Tatjana Pokorny
· 01.10.2024
Juste au moment où l'on pense que la journée de course pourrait être purement sportive et sous haute tension, la Louis Vuitton Cup nous réserve encore de nouveaux rebondissements. C'est ce qui s'est passé lors des courses 7 et 8 mardi à Barcelone, la ville où se déroule l'America's Cup.
L'équipe Luna Rossa Prada Pirelli et Ineos Britannia ont offert aux spectateurs - et à eux-mêmes - plus d'excitation qu'ils ne l'auraient souhaité. Le fait qu'il n'y ait toujours pas eu de décision préalable dans la lutte entre les poids lourds de la Coupe pour un seul ticket pour le 37e match de la Coupe de l'America n'a fait qu'augmenter la tension.
Le troisième "joueur" de ce 1er octobre était à nouveau Garbi : ce vent d'été typiquement espagnol se forme en raison de la différence de température entre la mer et la terre. Il pousse des masses d'air sec et chaud du désert vers le sud-est de l'Espagne et vient du sud-ouest. Mardi, Garbi s'est mêlé à l'action avec force, offrant aux équipes des pressions allant jusqu'à 23 nœuds pendant les courses, après des départs tout juste possibles, proches de la limite de 21 nœuds fixée par la Coupe.
Dans la première course de la journée, les Italiens ont plongé dans la case de départ, suivis de près par "Britannia". Mais ensuite, "Luna Rossa" a effectué un virage fin et très serré. Les copilotes de "Luna Rossa", Jimmy Spithill et Francesco Bruni, ont ainsi surpris les Britanniques en prenant la position au vent sur la ligne de départ. Cet avantage précoce est allé à "Luna Rossa", qui a également remporté le jeu de puissance bug-an-bug jusqu'à la limite gauche du parcours.
Avec un virement de bord délibérément serré sous le vent du "Britannia", les Azzurri ont forcé leurs adversaires à virer de bord immédiatement. Peu après, les Italiens ont atteint la limite extrême droite du parcours de la Cup. Mais juste avant de virer de bord, des problèmes sont apparus à bord avec le bras gauche du foil, qui ne pouvait pas être déplacé dans l'eau. Luna Rossa" a viré de bord et s'est retrouvé face aux Britanniques.
"Britannia", avec l'aide d'une rotation du vent sur sa gauche, a viré sur la ligne d'amarrage italienne en direction de la marque bâbord de la porte au vent - une manœuvre intelligente dans ce duel à armes égales. "Luna Rossa" a arrondi la marque tribord à la porte au vent et s'est élancé à plus de 50 nœuds. Les Britanniques ont fait de même sur l'autre bord.
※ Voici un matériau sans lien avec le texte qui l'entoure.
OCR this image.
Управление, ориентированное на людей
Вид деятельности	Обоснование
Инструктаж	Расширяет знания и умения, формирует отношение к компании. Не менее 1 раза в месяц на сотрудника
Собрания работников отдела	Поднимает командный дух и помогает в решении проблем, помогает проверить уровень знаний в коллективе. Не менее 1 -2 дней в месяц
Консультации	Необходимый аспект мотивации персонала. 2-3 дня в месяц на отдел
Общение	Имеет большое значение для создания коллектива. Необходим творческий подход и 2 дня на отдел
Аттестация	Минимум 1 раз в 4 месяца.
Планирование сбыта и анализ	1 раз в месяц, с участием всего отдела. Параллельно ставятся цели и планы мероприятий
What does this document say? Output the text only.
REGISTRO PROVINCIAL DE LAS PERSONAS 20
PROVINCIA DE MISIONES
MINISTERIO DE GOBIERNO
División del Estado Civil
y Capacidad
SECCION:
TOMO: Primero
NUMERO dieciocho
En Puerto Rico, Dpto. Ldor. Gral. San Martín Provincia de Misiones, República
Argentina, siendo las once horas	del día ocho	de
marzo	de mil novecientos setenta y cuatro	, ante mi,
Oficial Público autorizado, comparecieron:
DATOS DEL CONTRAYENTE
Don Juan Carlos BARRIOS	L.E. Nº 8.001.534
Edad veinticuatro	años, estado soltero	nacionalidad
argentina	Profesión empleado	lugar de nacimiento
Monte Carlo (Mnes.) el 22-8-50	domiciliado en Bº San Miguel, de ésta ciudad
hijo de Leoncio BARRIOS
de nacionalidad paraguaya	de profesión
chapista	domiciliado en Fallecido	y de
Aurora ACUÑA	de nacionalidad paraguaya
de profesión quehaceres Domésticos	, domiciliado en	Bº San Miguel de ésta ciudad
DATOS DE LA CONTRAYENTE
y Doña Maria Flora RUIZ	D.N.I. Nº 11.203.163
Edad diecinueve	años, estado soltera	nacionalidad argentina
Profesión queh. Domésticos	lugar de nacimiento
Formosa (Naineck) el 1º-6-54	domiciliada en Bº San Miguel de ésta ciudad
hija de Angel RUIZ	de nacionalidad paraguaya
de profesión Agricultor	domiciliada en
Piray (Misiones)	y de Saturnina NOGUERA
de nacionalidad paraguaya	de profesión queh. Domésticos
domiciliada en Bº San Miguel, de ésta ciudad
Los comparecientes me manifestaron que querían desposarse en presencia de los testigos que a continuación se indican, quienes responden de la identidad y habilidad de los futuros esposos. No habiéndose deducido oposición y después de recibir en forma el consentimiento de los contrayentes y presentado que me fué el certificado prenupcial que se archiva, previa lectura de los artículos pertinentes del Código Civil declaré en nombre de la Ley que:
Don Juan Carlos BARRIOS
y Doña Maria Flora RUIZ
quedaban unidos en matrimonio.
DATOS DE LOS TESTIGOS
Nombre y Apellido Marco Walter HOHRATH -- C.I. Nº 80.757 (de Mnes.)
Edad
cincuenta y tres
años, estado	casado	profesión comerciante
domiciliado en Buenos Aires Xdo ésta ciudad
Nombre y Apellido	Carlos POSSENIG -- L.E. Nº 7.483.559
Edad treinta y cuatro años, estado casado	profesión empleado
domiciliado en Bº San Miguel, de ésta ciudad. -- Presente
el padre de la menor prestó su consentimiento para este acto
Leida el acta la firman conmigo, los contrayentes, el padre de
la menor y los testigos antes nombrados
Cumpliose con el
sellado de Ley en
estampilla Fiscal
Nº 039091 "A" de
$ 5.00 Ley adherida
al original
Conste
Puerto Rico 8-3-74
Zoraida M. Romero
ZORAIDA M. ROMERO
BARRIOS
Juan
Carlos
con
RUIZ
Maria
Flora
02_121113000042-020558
On aurait aimé voir ce bras de fer se poursuivre sur la route du vent. Mais ni les marins ni les spectateurs n'ont eu droit à d'autres révélations dans cette course. En effet, la "Flèche d'argent" a soudainement chuté, proue en avant, et a plongé profondément dans les eaux de Barcelone. Le choc humide a été suivi par l'immobilisation du bateau. Via les caméras embarquées, on a pu voir des parties du carénage s'envoler sur le pont. Ils s'étaient détachés sous l'effet de la vitesse lors de la chute dans l'eau et ont été projetés sur le pont par les montagnes d'embruns.
Les Britanniques ont ensuite effectué deux tours en solo avant que les Italiens n'abandonnent officiellement la course. "Nous avons abandonné après avoir laissé les Britanniques faire encore quelques tours", a commenté Jimmy Spithill en soirée. L'après-midi, après le crash et l'abandon, tous les assistants disponibles avaient afflué à bord de la "Luna Rossa", tombant comme un essaim d'abeilles affairé sur la fierté de la Coupe d'Italie.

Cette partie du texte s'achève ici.